A hole was drilled through the center well and cap (the middle of the plug) to accommodate the harness that connects the transmitting unit to the crab trap.
the water proof connector is placed through the hole and then the four wires from the small connector are attached to the waterproof connector:
red to red
black to black
Green to green
brown to blue
Step 4: The Buoy Casing - Continued
After everything has been placed through appropriate holes. the antenna mounts were epoxied onto the outside of the plug with marine grade epoxy glue. Epoxy glue was also placed around the hole and cable to the connector. Similar to the bottom plug I put in about an eighth of inch of epoxy resin in the bottom of the cap (don't use too much or the cap won't fit on the pipe).
Step 5: The Stabilization Ring
Building the ring was actually one of the most difficult steps. To begin with I had no real plan in advance and I wanted to use whatever parts I had lying around the workshop. One of the hardest things to source was the ring that would slip over the 3 inch ABS pipe and allow me to attach spokes out to the ring. I finally settled on a Closet flange with plastic ring. This is a unit that's usually used to terminate the pipe on the floor of a bathroom. It's designed to connect to the toilet. It had a ring on top that had some holes for bolting the unit to the floor. I could use these holes to attach my spokes. The problem was there was a ring 3/4 of the way through the hole that kept the flange from slipping down the pipe. I'd have to remove that obstacle so I could slide it down the pipe. That wasn't as easy as it sounds. I finally had to use a chisel to remove it and sandpaper to smooth it down so it would slide.

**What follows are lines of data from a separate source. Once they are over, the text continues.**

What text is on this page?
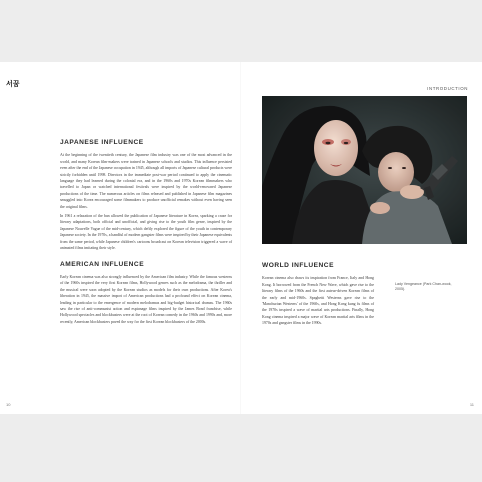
서꿈
JAPANESE INFLUENCE

At the beginning of the twentieth century, the Japanese film industry was one of the most advanced in the world, and many Korean film-makers were trained in Japanese schools and studios. This influence persisted even after the end of the Japanese occupation in 1945, although all imports of Japanese cultural products were strictly forbidden until 1998. Directors in the immediate post-war period continued to apply the cinematic language they had learned during the colonial era, and in the 1960s and 1970s Korean filmmakers who travelled to Japan or watched international festivals were inspired by the world-renowned Japanese productions of the time. The numerous articles on films released and published in Japanese film magazines smuggled into Korea encouraged some filmmakers to produce unofficial remakes without even having seen the original films.

In 1961 a relaxation of the ban allowed the publication of Japanese literature in Korea, sparking a craze for literary adaptations, both official and unofficial, and giving rise to the youth film genre, inspired by the Japanese Nouvelle Vague of the mid-century, which deftly explored the figure of the youth in contemporary Japanese society. In the 1970s, a handful of modern gangster films were inspired by their Japanese equivalents from the same period, while Japanese children's cartoons broadcast on Korean television triggered a wave of animated films imitating their style.

AMERICAN INFLUENCE

Early Korean cinema was also strongly influenced by the American film industry. While the famous westerns of the 1960s inspired the very first Korean films, Hollywood genres such as the melodrama, the thriller and the musical were soon adopted by the Korean studios as models for their own productions. After Korea's liberation in 1945, the massive import of American productions had a profound effect on Korean cinema, leading in particular to the emergence of modern melodramas and big-budget historical dramas. The 1960s saw the rise of anti-communist action and espionage films inspired by the James Bond franchise, while Hollywood spectacles and blockbusters were at the root of Korean comedy in the 1960s and 1990s and, more recently, American blockbusters paved the way for the first Korean blockbusters of the 2000s.

10
INTRODUCTION
WORLD INFLUENCE

Korean cinema also draws its inspiration from France, Italy and Hong Kong. It borrowed from the French New Wave, which gave rise to the literary films of the 1960s and the first auteur-driven Korean films of the early and mid-1960s. Spaghetti Westerns gave rise to the 'Manchurian Westerns' of the 1960s, and Hong Kong kung fu films of the 1970s inspired a wave of martial arts productions. Finally, Hong Kong cinema inspired a major wave of Korean martial arts films in the 1970s and gangster films in the 1990s.

Lady Vengeance (Park Chan-wook, 2005).
11
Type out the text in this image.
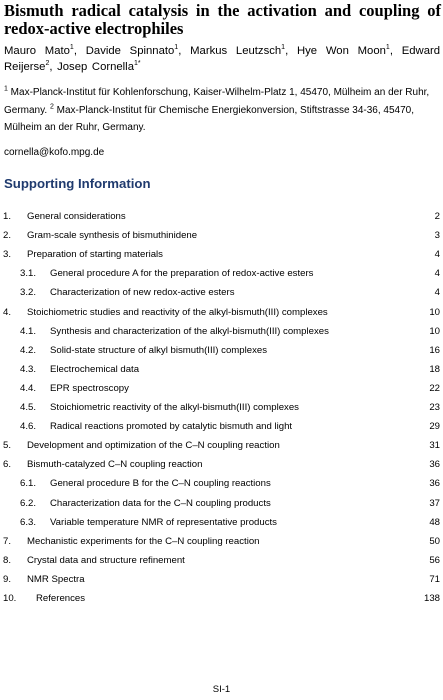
Bismuth radical catalysis in the activation and coupling of redox-active electrophiles
Mauro Mato$^1$, Davide Spinnato$^1$, Markus Leutzsch$^1$, Hye Won Moon$^1$, Edward Reijerse$^2$, Josep Cornella$^{1*}$
$^1$ Max-Planck-Institut für Kohlenforschung, Kaiser-Wilhelm-Platz 1, 45470, Mülheim an der Ruhr, Germany. $^2$ Max-Planck-Institut für Chemische Energiekonversion, Stiftstrasse 34-36, 45470, Mülheim an der Ruhr, Germany.
cornella@kofo.mpg.de
Supporting Information
1. General considerations	2
2. Gram-scale synthesis of bismuthinidene	3
3. Preparation of starting materials	4
3.1. General procedure A for the preparation of redox-active esters	4
3.2. Characterization of new redox-active esters	4
4. Stoichiometric studies and reactivity of the alkyl-bismuth(III) complexes	10
4.1. Synthesis and characterization of the alkyl-bismuth(III) complexes	10
4.2. Solid-state structure of alkyl bismuth(III) complexes	16
4.3. Electrochemical data	18
4.4. EPR spectroscopy	22
4.5. Stoichiometric reactivity of the alkyl-bismuth(III) complexes	23
4.6. Radical reactions promoted by catalytic bismuth and light	29
5. Development and optimization of the C–N coupling reaction	31
6. Bismuth-catalyzed C–N coupling reaction	36
6.1. General procedure B for the C–N coupling reactions	36
6.2. Characterization data for the C–N coupling products	37
6.3. Variable temperature NMR of representative products	48
7. Mechanistic experiments for the C–N coupling reaction	50
8. Crystal data and structure refinement	56
9. NMR Spectra	71
10. References	138
SI-1
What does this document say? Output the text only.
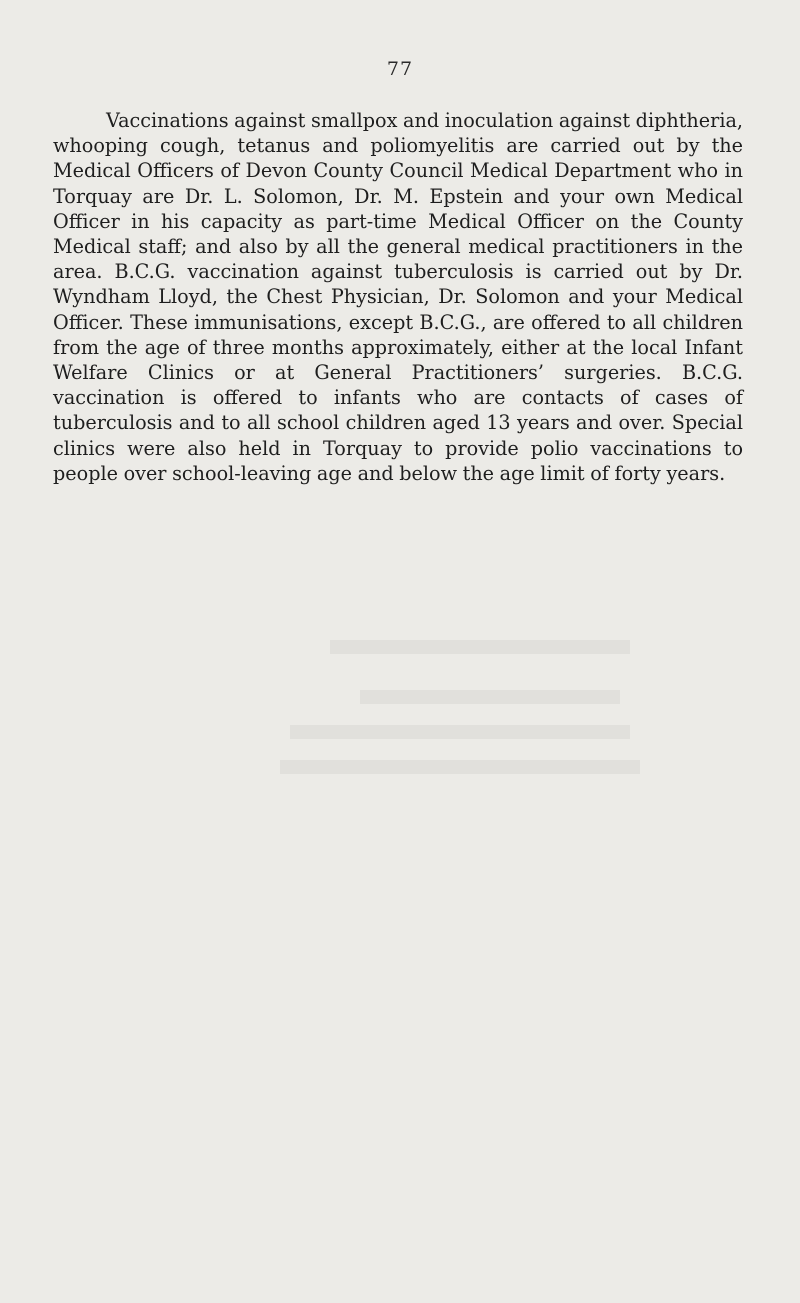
77

Vaccinations against smallpox and inoculation against diphtheria, whooping cough, tetanus and poliomyelitis are carried out by the Medical Officers of Devon County Council Medical Department who in Torquay are Dr. L. Solomon, Dr. M. Epstein and your own Medical Officer in his capacity as part-time Medical Officer on the County Medical staff; and also by all the general medical practitioners in the area. B.C.G. vaccination against tuberculosis is carried out by Dr. Wyndham Lloyd, the Chest Physician, Dr. Solomon and your Medical Officer. These immunisations, except B.C.G., are offered to all children from the age of three months approximately, either at the local Infant Welfare Clinics or at General Practitioners’ surgeries. B.C.G. vaccination is offered to infants who are contacts of cases of tuberculosis and to all school children aged 13 years and over. Special clinics were also held in Torquay to provide polio vaccinations to people over school-leaving age and below the age limit of forty years.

I had lots of half inch pex plumbing parts left over from a plumbing project so I used pieces of pipe and flatened pieces of half inch copper pipe to attach to the ring using zap straps which allowed the spokes some flexibility to move with the waves. I put pex tees at the far end of the spokes.
I created the "ring" with pieces of pex pipe. I slid pieces of the kds noodle over the pieces of pipe. I found it was easier to bend the pipe if I filled it with sand and bent it to attach to the tees with a heat gun. That sounds easier than it was. But with a bit of persistence I managed to get it all together.